The BinOptics device integrates a horizontal laser cavity with a 45-degree etched reflecting mirror to direct the output beam vertically. The first product is a 1310-nm Fabry-Perot (FP) laser designed for uncooled operation at data rates of 2.5 Gbits/sec with an optical output power of 20 mW and a slope efficiency of up to 0.3 W/A. The product is available with or without an integrated monitoring photodetector (MPD). BinOptics contends that its surface-emitting laser offers unparalleled value while filling the existing gap between long-wavelength VCSELs and conventional FP lasers.
The advantages of VCSELs operating at 850 nm were so compelling that VCSELs replaced all standard transmitters in local area networks within two years of first commercial availability. These benefits include on-wafer testing; the ability to fabricate one and two dimensional arrays on the same chip for easy coupling with fiber arrays or electronics; and side-by-side integration with detectors enabling low cost integrated transceivers. These advantages have not been realized for VCSELs at 1310 nm, say company representatives, because of materials issues that lead to low power and poor yield, negating most of the cost benefits.

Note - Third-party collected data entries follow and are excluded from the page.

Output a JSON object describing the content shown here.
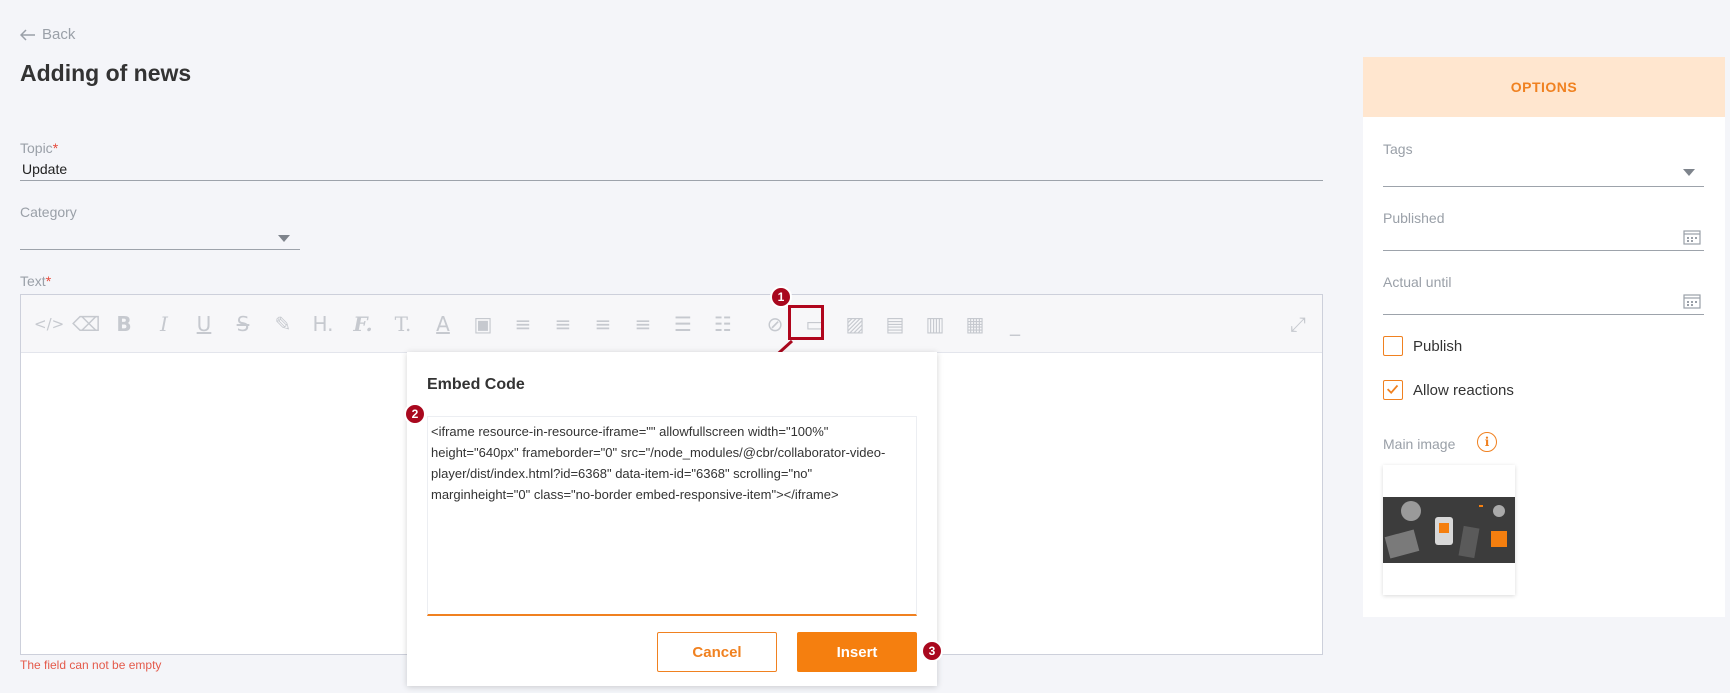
{
  "back_label": "Back",
  "page_title": "Adding of news",
  "form": {
    "topic_label": "Topic",
    "topic_required": "*",
    "topic_value": "Update",
    "category_label": "Category",
    "text_label": "Text",
    "text_required": "*",
    "error": "The field can not be empty"
  },
  "modal": {
    "title": "Embed Code",
    "code": "<iframe resource-in-resource-iframe=\"\" allowfullscreen width=\"100%\" height=\"640px\" frameborder=\"0\" src=\"/node_modules/@cbr/collaborator-video-player/dist/index.html?id=6368\" data-item-id=\"6368\" scrolling=\"no\" marginheight=\"0\" class=\"no-border embed-responsive-item\"></iframe>",
    "cancel_label": "Cancel",
    "insert_label": "Insert"
  },
  "markers": [
    "1",
    "2",
    "3"
  ],
  "options": {
    "header": "OPTIONS",
    "tags_label": "Tags",
    "published_label": "Published",
    "actual_until_label": "Actual until",
    "publish_label": "Publish",
    "publish_checked": false,
    "allow_reactions_label": "Allow reactions",
    "allow_reactions_checked": true,
    "main_image_label": "Main image"
  },
  "toolbar": {
    "icons": [
      "code-view-icon",
      "eraser-icon",
      "bold-icon",
      "italic-icon",
      "underline-icon",
      "strikethrough-icon",
      "paint-format-icon",
      "heading-icon",
      "font-family-icon",
      "font-size-icon",
      "text-color-icon",
      "background-color-icon",
      "align-left-icon",
      "align-center-icon",
      "align-right-icon",
      "align-justify-icon",
      "bullet-list-icon",
      "numbered-list-icon",
      "link-icon",
      "video-embed-icon",
      "image-icon",
      "file-icon",
      "layout-icon",
      "table-icon",
      "horizontal-rule-icon",
      "fullscreen-icon"
    ]
  },
  "colors": {
    "accent": "#f57f0f",
    "marker": "#a9081e",
    "options_header_bg": "#ffe6cf",
    "error": "#e45a4b"
  }
}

According to BinOptics, its 1310-nm HCSEL delivers all the above advantages and more. It uses proven edge-emitting materials and the company's unique etched facet technology to achieve a new level of cost-effectiveness and performance. In addition, it allows monolithic integration of the MPD to further reduce cost. The BinOptics HCSEL is designed to be the technology of choice for applications where cost and compact size are critical, such as Ethernet, access, and passive optical networking (PON), says the company.